Clinical awareness of MD lags far behind the fairly recent gains in our scientific knowledge of this common cause of dementia. Clearly, neu-ropathological studies identify a substantially higher rate of mixed dementia cases than clinical diagnoses suggest (Gold et al., 1997; Snowdon et al., 1997; Tomlinson et al., 1970). Collectively, studies suggest that one-third to one-half of dementia cases are not pure cases, but rather are caused by the presence of both Alzheimer and vascular pathologies. The low rate of accurate clinical diagnoses of MD appears to be largely a function of the absence of diagnostic markers, unclear diagnostic standards for VaD, and the inevitable complications of clinical diagnoses when more than one etiology is present. Although HIS scores and patterns of cognitive deficits do not reliably support clinical diagnosis of MD, accuracy does seem to improve with neuroimaging techniques.

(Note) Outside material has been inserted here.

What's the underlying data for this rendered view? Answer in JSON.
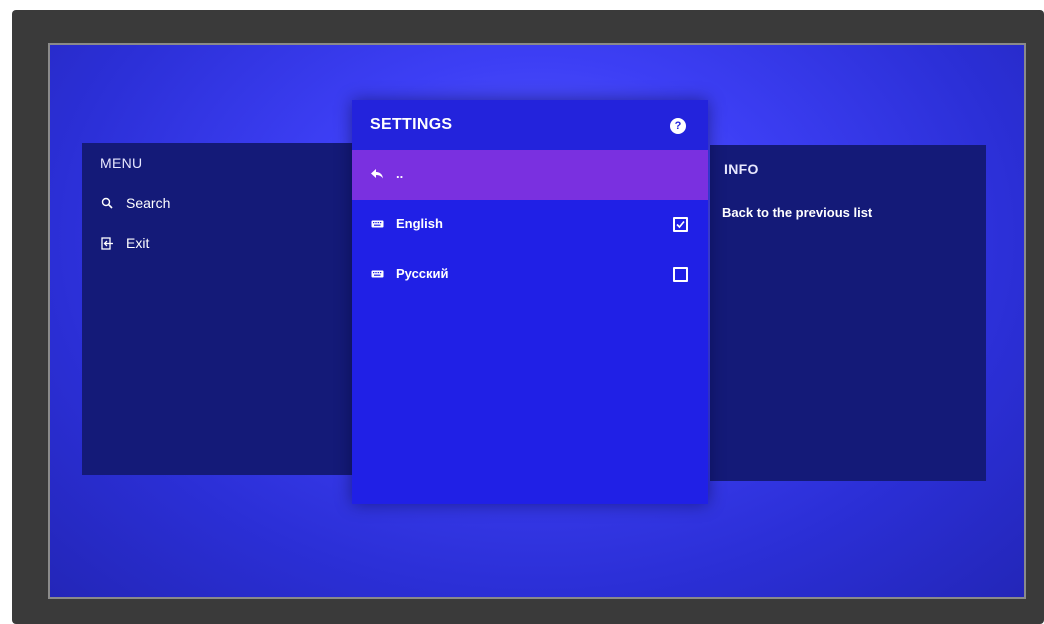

The coexistence of AD and VaD is higher than chance, suggesting shared risk factors. Cerebrovascular disease increases the risk for not only VaD, but also AD. Furthermore, autopsy studies following ante-mortem data suggest that the interactive effects of these two disease processes are likely to result in the clinical expression of dementia. Debilitating cognitive impairment appears to result from the presence of multiple factors, for example, neurofibrillary tangles, as well as lacunar infarcts in subcortical regions (Snowdon et al., 1997). Further prospective studies that include both cognitive measures and neuropathological analyses at autopsy are necessary to understand this interactive process of AD and VaD.

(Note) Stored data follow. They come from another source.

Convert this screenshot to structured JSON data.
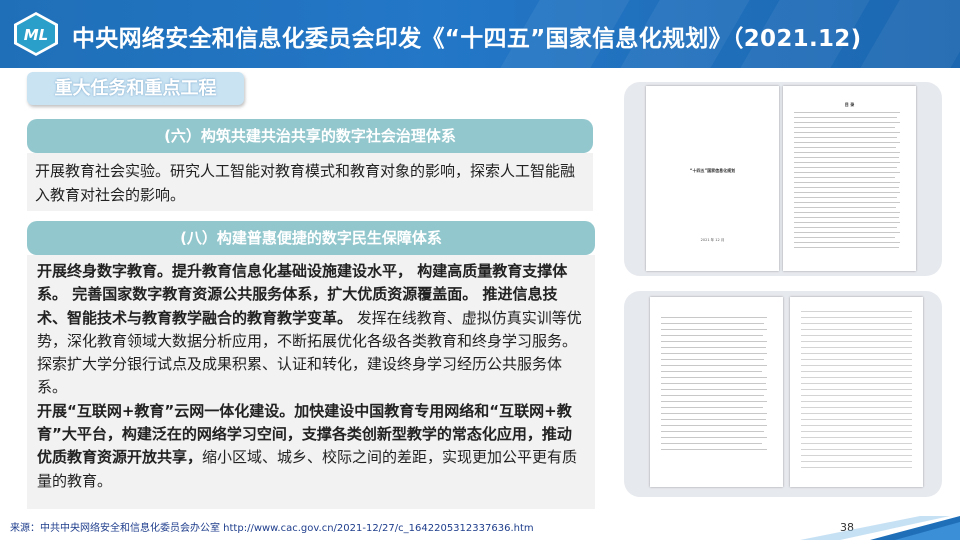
{
  "header": {
    "logo_text": "ML",
    "title": "中央网络安全和信息化委员会印发《“十四五”国家信息化规划》（2021.12)"
  },
  "section_tag": "重大任务和重点工程",
  "section6": {
    "heading": "(六）构筑共建共治共享的数字社会治理体系",
    "body": "开展教育社会实验。研究人工智能对教育模式和教育对象的影响，探索人工智能融入教育对社会的影响。"
  },
  "section8": {
    "heading": "(八）构建普惠便捷的数字民生保障体系",
    "p1_bold": "开展终身数字教育。提升教育信息化基础设施建设水平， 构建高质量教育支撑体系。 完善国家数字教育资源公共服务体系，扩大优质资源覆盖面。 推进信息技术、智能技术与教育教学融合的教育教学变革。",
    "p1_normal": " 发挥在线教育、虚拟仿真实训等优势，深化教育领域大数据分析应用，不断拓展优化各级各类教育和终身学习服务。 探索扩大学分银行试点及成果积累、认证和转化，建设终身学习经历公共服务体系。",
    "p2_bold": "开展“互联网+教育”云网一体化建设。加快建设中国教育专用网络和“互联网+教育”大平台，构建泛在的网络学习空间，支撑各类创新型教学的常态化应用，推动优质教育资源开放共享，",
    "p2_normal": "缩小区域、城乡、校际之间的差距，实现更加公平更有质量的教育。"
  },
  "doc_preview": {
    "cover_title": "“十四五”国家信息化规划",
    "cover_date": "2021 年 12 月",
    "toc_title": "目 录"
  },
  "footer": {
    "source": "来源：中共中央网络安全和信息化委员会办公室 http://www.cac.gov.cn/2021-12/27/c_1642205312337636.htm",
    "page_number": "38"
  },
  "colors": {
    "header_blue": "#1f6fb8",
    "bar_teal": "#92c7cd",
    "tag_blue": "#c9e3f3",
    "text_box": "#f2f2f2"
  }
}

The commonalities of these brain disorders are further evidenced by the overlapping symptomatology in MD, AD, and VaD. With both cortical and subcortical lesions, areas of impairment are widespread, including cognitive, affective, behavioral, and motor functioning. Some investigations have observed higher rates of depression, behavioral disturbance, and motor impairments in VaD and MD, which may reflect the additive component of subcortical damage. Nevertheless, distinctive symptom patterns are not obvious, and certainly there are no pathognomonic markers of MD. Rate of decline also appears more similar than distinct in these diseases, with the important caveat that mortality rates for VaD and MD are higher than for AD.

Greater recognition of MD will advance scientific knowledge of both AD and VaD. As we gain insight into the pathophysiology of these disease processes, this knowledge base will shed light on the expression and etiology of the diseases. Future research will address important unanswered questions such as identifying genetic and environmental risk factors, distinguishing the degree of incidental versus causal connections between AD and VaD, ascertaining the physiological threshold tolerance of MD that triggers the clinical expression of dementia, and identifying laboratory tests with satisfactory diagnostic accuracy.